I ran this example in the Kibana Console:

PUT /test/doc/1
{
  "idx": 1884620459626981620
}

GET /test/_mapping

PUT /test/doc/2
{
  "idx": "1884620459626981620"
}

GET test/_search
{
    "query": {
        "range" : {
            "idx" : {
                "gte" : 1884620459626981620,
                "lte" : 1884620459626981620
            }
        }
    }
}

and it returned the following response:

{
  "took": 4,
  "timed_out": false,
  "_shards": {
    "total": 5,
    "successful": 5,
    "skipped": 0,
    "failed": 0
  },
  "hits": {
    "total": 2,
    "max_score": 1,
    "hits": [
      {
        "_index": "test",
        "_type": "doc",
        "_id": "2",
        "_score": 1,
        "_source": {
          "idx": "1884620459626981620"
        }
      },
      {
        "_index": "test",
        "_type": "doc",
        "_id": "1",
        "_score": 1,
        "_source": {
          "idx": 1884620459626981600
        }
      }
    ]
  }
}

I have however never used the murmur3 mapping you showed, so am not sure how that behaves.

I'm not quite sure what to make of that.
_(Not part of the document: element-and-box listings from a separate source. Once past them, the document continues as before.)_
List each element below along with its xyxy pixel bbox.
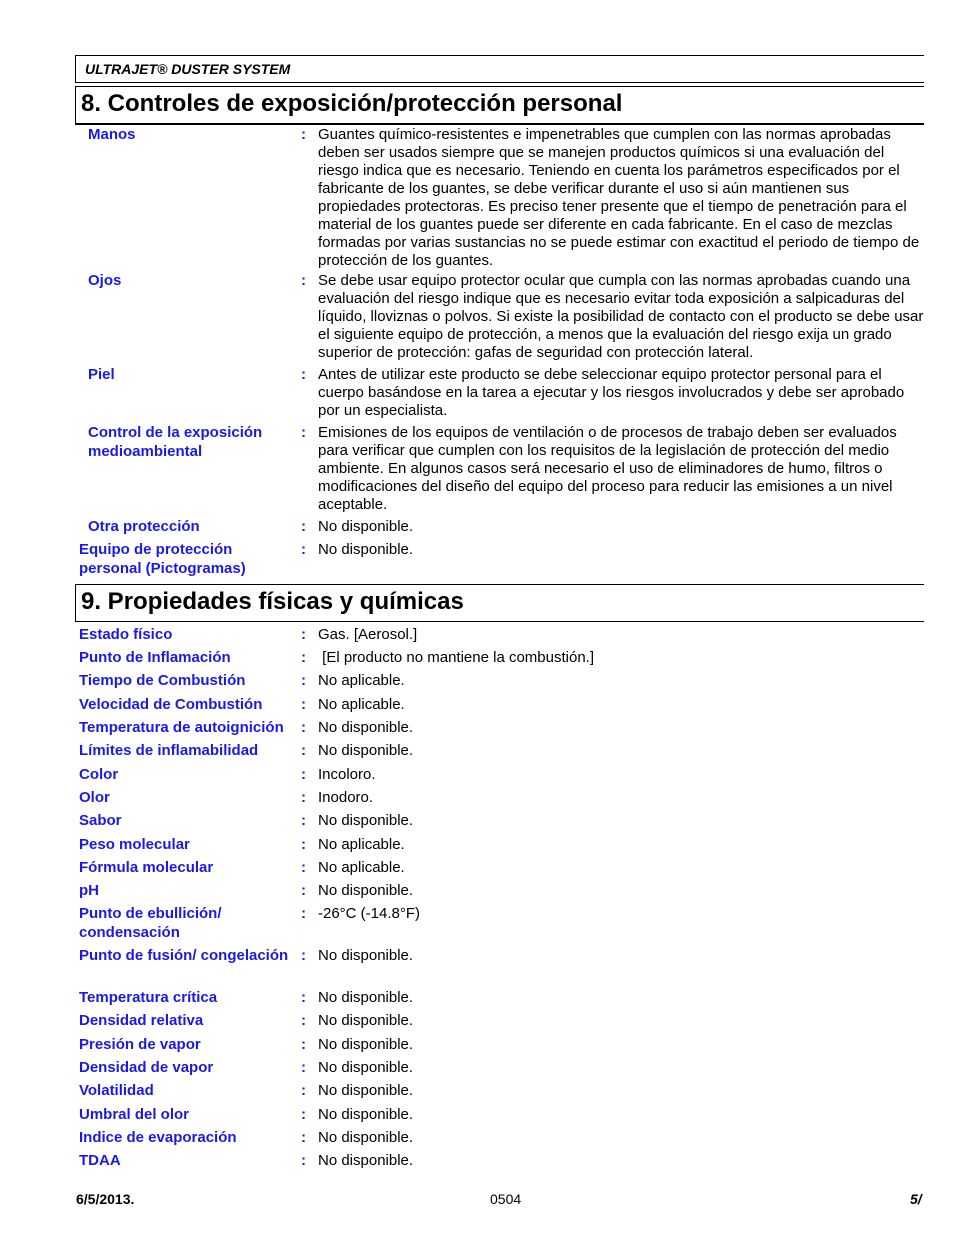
s9-label: Densidad relativa	[79, 1012, 204, 1029]
separator-colon: :	[301, 812, 306, 829]
footer-code: 0504	[490, 1191, 522, 1207]
s9-value: No disponible.	[318, 882, 414, 899]
s9-label: pH	[79, 882, 99, 899]
separator-colon: :	[301, 742, 306, 759]
s9-label: Densidad de vapor	[79, 1059, 214, 1076]
section-8-title: 8. Controles de exposición/protección personal	[81, 90, 623, 117]
s9-value: No disponible.	[318, 989, 414, 1006]
s9-value: No aplicable.	[318, 836, 405, 853]
s9-value: No aplicable.	[318, 696, 405, 713]
s9-value: -26°C (-14.8°F)	[318, 905, 421, 922]
separator-colon: :	[301, 947, 306, 964]
s9-label: Punto de fusión/ congelación	[79, 947, 289, 964]
s9-value: No disponible.	[318, 1152, 414, 1169]
document-title: ULTRAJET® DUSTER SYSTEM	[85, 61, 291, 77]
s9-label: Sabor	[79, 812, 122, 829]
s9-label: Umbral del olor	[79, 1106, 190, 1123]
separator-colon: :	[301, 424, 306, 441]
s9-label: Punto de ebullición/ condensación	[79, 905, 222, 941]
s9-label: Límites de inflamabilidad	[79, 742, 259, 759]
s8-label-control: Control de la exposición medioambiental	[88, 424, 263, 460]
separator-colon: :	[301, 859, 306, 876]
s9-value: No disponible.	[318, 812, 414, 829]
document-header	[75, 55, 924, 83]
separator-colon: :	[301, 649, 306, 666]
footer-date: 6/5/2013.	[76, 1191, 135, 1207]
s9-label: Tiempo de Combustión	[79, 672, 246, 689]
separator-colon: :	[301, 672, 306, 689]
s9-label: Temperatura de autoignición	[79, 719, 284, 736]
s9-label: Color	[79, 766, 119, 783]
s9-label: Punto de Inflamación	[79, 649, 231, 666]
separator-colon: :	[301, 518, 306, 535]
s9-label: Velocidad de Combustión	[79, 696, 263, 713]
separator-colon: :	[301, 719, 306, 736]
s8-value-equipo: No disponible.	[318, 541, 414, 558]
s8-label-piel: Piel	[88, 366, 115, 383]
s9-label: Temperatura crítica	[79, 989, 218, 1006]
separator-colon: :	[301, 1106, 306, 1123]
separator-colon: :	[301, 1036, 306, 1053]
s9-value: No disponible.	[318, 1059, 414, 1076]
s8-value-piel: Antes de utilizar este producto se debe seleccionar equipo protector personal para el cuerpo basándose en la tarea a ejecutar y los riesgos involucrados y debe ser aprobado por un especialista.	[318, 366, 905, 419]
s9-value: No disponible.	[318, 1129, 414, 1146]
section-9-title: 9. Propiedades físicas y químicas	[81, 588, 464, 615]
s9-value: No disponible.	[318, 947, 414, 964]
section-9-heading	[75, 584, 924, 622]
s9-value: Inodoro.	[318, 789, 374, 806]
section-8-heading	[75, 86, 924, 124]
separator-colon: :	[301, 126, 306, 143]
s9-label: Olor	[79, 789, 110, 806]
footer-page: 5/	[910, 1191, 922, 1207]
s9-label: Volatilidad	[79, 1082, 154, 1099]
s9-value: Gas. [Aerosol.]	[318, 626, 418, 643]
separator-colon: :	[301, 626, 306, 643]
separator-colon: :	[301, 882, 306, 899]
s9-value: No disponible.	[318, 742, 414, 759]
s9-value: No disponible.	[318, 1082, 414, 1099]
separator-colon: :	[301, 1152, 306, 1169]
s9-value: No disponible.	[318, 1106, 414, 1123]
s9-value: No aplicable.	[318, 672, 405, 689]
s9-label: Indice de evaporación	[79, 1129, 237, 1146]
separator-colon: :	[301, 789, 306, 806]
separator-colon: :	[301, 905, 306, 922]
s9-label: TDAA	[79, 1152, 121, 1169]
s9-label: Fórmula molecular	[79, 859, 214, 876]
s8-value-manos: Guantes químico-resistentes e impenetrables que cumplen con las normas aprobadas deben ser usados siempre que se manejen productos químicos si una evaluación del riesgo indica que es necesario. Teniendo en cuenta los parámetros especificados por el fabricante de los guantes, se debe verificar durante el uso si aún mantienen sus propiedades protectoras. Es preciso tener presente que el tiempo de penetración para el material de los guantes puede ser diferente en cada fabricante. En el caso de mezclas formadas por varias sustancias no se puede estimar con exactitud el periodo de tiempo de protección de los guantes.	[318, 126, 920, 269]
s8-label-equipo: Equipo de protección personal (Pictogramas)	[79, 541, 246, 577]
s8-value-ojos: Se debe usar equipo protector ocular que cumpla con las normas aprobadas cuando una evaluación del riesgo indique que es necesario evitar toda exposición a salpicaduras del líquido, lloviznas o polvos. Si existe la posibilidad de contacto con el producto se debe usar el siguiente equipo de protección, a menos que la evaluación del riesgo exija un grado superior de protección: gafas de seguridad con protección lateral.	[318, 272, 924, 361]
s8-value-control: Emisiones de los equipos de ventilación o de procesos de trabajo deben ser evaluados para verificar que cumplen con los requisitos de la legislación de protección del medio ambiente. En algunos casos será necesario el uso de eliminadores de humo, filtros o modificaciones del diseño del equipo del proceso para reducir las emisiones a un nivel aceptable.	[318, 424, 897, 513]
s9-label: Presión de vapor	[79, 1036, 201, 1053]
separator-colon: :	[301, 272, 306, 289]
s9-label: Peso molecular	[79, 836, 190, 853]
separator-colon: :	[301, 1012, 306, 1029]
section-8-divider	[75, 124, 924, 125]
separator-colon: :	[301, 766, 306, 783]
s9-value: No disponible.	[318, 719, 414, 736]
separator-colon: :	[301, 1129, 306, 1146]
separator-colon: :	[301, 1059, 306, 1076]
separator-colon: :	[301, 541, 306, 558]
separator-colon: :	[301, 989, 306, 1006]
separator-colon: :	[301, 366, 306, 383]
s9-value: No aplicable.	[318, 859, 405, 876]
separator-colon: :	[301, 1082, 306, 1099]
s8-value-otra: No disponible.	[318, 518, 414, 535]
s8-label-manos: Manos	[88, 126, 136, 143]
s8-label-otra: Otra protección	[88, 518, 200, 535]
s9-value: Incoloro.	[318, 766, 376, 783]
s9-value: [El producto no mantiene la combustión.]	[318, 649, 594, 666]
s9-value: No disponible.	[318, 1012, 414, 1029]
separator-colon: :	[301, 696, 306, 713]
separator-colon: :	[301, 836, 306, 853]
s9-value: No disponible.	[318, 1036, 414, 1053]
s8-label-ojos: Ojos	[88, 272, 122, 289]
s9-label: Estado físico	[79, 626, 173, 643]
Was that with 1.7 or 6.4?

Since I'm only seeing the incorrect hashes with 1.7, the implication seems to be that something internal to ES has a precision issue in 1.7 that was fixed in 6.4.

The way the murmur3 mapping works you send it a string and then the string is hashed, and the hashed value is stored. The client never calculates or sends the hash value, so it must be an internal imprecision.

Also, your example seems to imply that one should always send numbers to ES as strings, which is a bit counter intuitive.

If I return the documents via curl I get the right value, so the issue in my example seems to be how the JavaScript in my browser decodes it. Do you get the same value if you fetch the document via Python and curl? Any difference between 1.7 and 6.4?

1 Like

Ohhhhh... you're totally right. I was checking values from our old cluster in Marvel and for our new cluster via the Python DSL. If I check the old version via Python as well, the number is the same. I feel very silly for not checking that before.

Thank you so much for walking me through this!